Unfortunately, several African countries have banned the utilization of blockchain applications such as cryptocurrencies. Consequently, this becomes a limitation towards socio-economic growth because of fears associated with financial fraud, difficulty in taxation control measures, and illicit financing of terrorist operations.
Regardless of such challenges, cryptocurrencies are still touted as the solution to the unbanked Africans because they afford easier access to financial capital investments in the remotest communities. Furthermore, developing nations, particularly African countries, can take advantage of the blockchain-linked technologies to provide alternative means of financial solutions and exploit the benefits of cryptocurrencies across the continent.

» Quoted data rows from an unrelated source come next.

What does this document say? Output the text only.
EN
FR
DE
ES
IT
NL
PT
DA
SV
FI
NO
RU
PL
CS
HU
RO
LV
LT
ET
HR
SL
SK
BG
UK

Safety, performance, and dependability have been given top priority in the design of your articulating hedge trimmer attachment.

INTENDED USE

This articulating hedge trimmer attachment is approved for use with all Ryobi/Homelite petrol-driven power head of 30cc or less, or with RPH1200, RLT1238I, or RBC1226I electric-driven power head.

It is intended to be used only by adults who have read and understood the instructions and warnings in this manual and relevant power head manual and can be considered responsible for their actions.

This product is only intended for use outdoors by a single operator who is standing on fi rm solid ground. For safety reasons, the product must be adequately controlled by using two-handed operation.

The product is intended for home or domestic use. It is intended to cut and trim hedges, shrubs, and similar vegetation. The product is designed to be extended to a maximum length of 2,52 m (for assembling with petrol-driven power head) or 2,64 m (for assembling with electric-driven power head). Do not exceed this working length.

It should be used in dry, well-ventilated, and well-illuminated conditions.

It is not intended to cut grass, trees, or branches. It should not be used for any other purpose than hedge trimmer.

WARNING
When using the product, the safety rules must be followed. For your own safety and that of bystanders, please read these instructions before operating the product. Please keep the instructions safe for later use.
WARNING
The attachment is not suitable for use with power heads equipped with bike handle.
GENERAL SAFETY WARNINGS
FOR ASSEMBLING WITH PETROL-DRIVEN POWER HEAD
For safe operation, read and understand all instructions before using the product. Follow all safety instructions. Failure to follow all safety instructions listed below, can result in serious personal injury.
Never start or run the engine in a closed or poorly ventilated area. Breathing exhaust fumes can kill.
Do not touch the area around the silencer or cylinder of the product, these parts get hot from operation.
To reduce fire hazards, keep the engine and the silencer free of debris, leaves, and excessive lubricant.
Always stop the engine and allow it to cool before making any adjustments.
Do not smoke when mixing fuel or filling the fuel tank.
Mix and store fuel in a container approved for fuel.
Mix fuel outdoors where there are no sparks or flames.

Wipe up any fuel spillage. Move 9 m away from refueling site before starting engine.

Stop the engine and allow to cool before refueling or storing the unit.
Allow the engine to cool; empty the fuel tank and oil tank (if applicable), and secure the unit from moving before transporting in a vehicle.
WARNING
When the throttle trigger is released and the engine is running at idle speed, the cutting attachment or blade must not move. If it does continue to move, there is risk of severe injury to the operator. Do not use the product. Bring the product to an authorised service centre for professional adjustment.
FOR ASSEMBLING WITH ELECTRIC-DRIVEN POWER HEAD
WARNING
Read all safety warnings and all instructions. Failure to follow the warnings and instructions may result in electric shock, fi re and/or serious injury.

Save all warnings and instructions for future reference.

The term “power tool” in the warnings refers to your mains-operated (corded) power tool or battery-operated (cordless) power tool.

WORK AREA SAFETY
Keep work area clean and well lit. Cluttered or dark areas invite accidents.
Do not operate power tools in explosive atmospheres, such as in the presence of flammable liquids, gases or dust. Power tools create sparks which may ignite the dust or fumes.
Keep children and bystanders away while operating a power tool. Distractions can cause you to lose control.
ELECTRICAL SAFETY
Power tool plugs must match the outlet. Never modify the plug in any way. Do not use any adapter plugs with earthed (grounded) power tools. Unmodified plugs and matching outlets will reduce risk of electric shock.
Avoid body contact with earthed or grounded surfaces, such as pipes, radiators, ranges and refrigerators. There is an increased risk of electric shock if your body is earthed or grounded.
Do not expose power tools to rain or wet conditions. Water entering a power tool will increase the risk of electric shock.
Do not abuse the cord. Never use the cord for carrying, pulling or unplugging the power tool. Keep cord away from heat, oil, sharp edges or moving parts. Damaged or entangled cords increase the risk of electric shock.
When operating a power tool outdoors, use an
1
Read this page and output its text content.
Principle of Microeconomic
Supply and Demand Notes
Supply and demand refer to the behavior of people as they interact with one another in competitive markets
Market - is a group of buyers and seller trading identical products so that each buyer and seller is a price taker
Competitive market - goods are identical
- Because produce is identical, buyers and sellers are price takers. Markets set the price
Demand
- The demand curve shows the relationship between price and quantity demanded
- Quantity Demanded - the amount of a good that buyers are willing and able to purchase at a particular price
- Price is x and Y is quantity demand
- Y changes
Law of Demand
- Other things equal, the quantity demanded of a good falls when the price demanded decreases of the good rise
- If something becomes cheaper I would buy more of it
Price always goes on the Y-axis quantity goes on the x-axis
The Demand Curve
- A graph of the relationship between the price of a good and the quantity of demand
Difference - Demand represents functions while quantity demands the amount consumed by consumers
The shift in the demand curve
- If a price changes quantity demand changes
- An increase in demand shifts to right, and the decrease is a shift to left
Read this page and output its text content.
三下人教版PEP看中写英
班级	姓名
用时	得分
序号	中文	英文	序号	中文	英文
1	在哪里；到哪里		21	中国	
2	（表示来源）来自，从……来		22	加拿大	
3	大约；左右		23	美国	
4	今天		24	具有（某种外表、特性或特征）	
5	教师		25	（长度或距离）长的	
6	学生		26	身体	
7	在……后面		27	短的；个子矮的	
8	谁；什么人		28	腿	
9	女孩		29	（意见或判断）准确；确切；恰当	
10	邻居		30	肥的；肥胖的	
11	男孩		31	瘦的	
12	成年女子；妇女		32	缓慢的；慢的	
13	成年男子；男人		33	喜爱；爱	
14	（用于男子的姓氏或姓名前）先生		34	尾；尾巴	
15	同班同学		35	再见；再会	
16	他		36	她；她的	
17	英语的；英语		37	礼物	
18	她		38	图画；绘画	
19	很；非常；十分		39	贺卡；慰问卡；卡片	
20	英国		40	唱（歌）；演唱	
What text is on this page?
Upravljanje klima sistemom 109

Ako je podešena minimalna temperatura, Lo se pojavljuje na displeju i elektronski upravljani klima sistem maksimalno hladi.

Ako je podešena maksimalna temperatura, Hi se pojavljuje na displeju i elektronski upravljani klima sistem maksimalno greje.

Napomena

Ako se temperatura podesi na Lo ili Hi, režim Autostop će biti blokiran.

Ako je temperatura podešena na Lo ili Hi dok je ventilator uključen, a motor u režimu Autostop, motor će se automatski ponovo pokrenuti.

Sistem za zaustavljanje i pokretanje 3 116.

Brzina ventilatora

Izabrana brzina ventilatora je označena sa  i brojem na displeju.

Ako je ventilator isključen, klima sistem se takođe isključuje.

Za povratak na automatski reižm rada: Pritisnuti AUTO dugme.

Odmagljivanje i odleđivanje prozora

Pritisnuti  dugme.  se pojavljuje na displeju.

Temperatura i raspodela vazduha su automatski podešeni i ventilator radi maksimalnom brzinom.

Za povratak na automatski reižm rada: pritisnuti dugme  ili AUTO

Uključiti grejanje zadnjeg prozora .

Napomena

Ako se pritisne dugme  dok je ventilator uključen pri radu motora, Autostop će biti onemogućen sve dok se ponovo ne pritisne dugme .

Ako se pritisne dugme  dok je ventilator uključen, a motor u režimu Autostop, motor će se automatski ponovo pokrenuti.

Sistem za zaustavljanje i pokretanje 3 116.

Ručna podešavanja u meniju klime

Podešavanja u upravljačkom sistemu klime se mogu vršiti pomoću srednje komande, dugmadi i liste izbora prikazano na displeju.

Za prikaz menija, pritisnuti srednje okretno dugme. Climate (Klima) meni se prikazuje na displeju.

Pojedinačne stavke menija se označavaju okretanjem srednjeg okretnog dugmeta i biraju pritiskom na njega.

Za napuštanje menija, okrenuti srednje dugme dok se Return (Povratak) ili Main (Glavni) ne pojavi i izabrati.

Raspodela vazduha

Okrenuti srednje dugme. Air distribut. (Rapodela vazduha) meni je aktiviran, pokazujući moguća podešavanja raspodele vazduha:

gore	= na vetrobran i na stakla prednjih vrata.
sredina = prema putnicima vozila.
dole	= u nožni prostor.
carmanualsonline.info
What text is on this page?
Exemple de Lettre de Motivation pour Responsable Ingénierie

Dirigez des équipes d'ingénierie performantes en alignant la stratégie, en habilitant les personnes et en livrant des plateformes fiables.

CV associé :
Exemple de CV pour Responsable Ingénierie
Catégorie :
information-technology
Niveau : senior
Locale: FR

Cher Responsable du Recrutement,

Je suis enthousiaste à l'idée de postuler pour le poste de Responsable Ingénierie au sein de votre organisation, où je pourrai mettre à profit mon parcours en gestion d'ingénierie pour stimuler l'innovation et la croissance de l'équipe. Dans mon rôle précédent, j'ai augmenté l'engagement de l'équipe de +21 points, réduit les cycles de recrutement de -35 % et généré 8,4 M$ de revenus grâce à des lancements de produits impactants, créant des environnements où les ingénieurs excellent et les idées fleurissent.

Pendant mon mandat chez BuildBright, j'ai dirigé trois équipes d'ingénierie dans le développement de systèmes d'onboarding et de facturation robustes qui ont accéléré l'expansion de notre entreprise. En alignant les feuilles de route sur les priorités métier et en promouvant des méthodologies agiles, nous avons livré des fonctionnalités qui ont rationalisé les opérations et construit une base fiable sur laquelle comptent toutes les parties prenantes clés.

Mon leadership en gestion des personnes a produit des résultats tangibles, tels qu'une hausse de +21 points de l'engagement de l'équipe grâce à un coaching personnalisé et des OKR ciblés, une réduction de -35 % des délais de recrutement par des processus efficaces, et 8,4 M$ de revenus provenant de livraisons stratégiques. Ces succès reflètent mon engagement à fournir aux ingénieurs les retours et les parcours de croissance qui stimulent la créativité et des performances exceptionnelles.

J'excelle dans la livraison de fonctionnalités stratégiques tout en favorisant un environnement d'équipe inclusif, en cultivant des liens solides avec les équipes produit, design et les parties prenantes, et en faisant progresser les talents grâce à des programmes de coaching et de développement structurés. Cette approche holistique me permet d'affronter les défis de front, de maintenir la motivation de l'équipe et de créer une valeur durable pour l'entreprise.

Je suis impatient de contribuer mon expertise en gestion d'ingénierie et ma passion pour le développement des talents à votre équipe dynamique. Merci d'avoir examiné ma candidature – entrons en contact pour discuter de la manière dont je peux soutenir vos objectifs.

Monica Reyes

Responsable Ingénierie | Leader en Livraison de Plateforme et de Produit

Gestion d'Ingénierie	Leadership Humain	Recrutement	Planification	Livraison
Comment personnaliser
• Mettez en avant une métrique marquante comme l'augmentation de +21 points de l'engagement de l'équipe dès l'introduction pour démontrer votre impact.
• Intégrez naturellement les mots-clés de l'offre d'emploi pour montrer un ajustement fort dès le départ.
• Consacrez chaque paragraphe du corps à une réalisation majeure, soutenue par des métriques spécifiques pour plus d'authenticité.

This can accelerate the aspirations as outlined in Agenda 2063, Science, Science, Technology, and Innovation Strategy for Africa (STISA-2024) across the continent.
The specific vision of Blockchain Technologies in Africa’s infrastructure is clearly outlined in the upcoming African Union High-Level Panel on Innovation and Emerging Technologies (APET) report, titled; “Powering the African Vision: Harnessing Blockchain Technology for Africa’s Transformative Governance.”
African governments are encouraged to explore blockchain-enabled technologies to develop the required enabling policy, infrastructural, regulatory, and ethical frameworks. These frameworks can provide blockchain investment opportunities and business solutions for the African continent.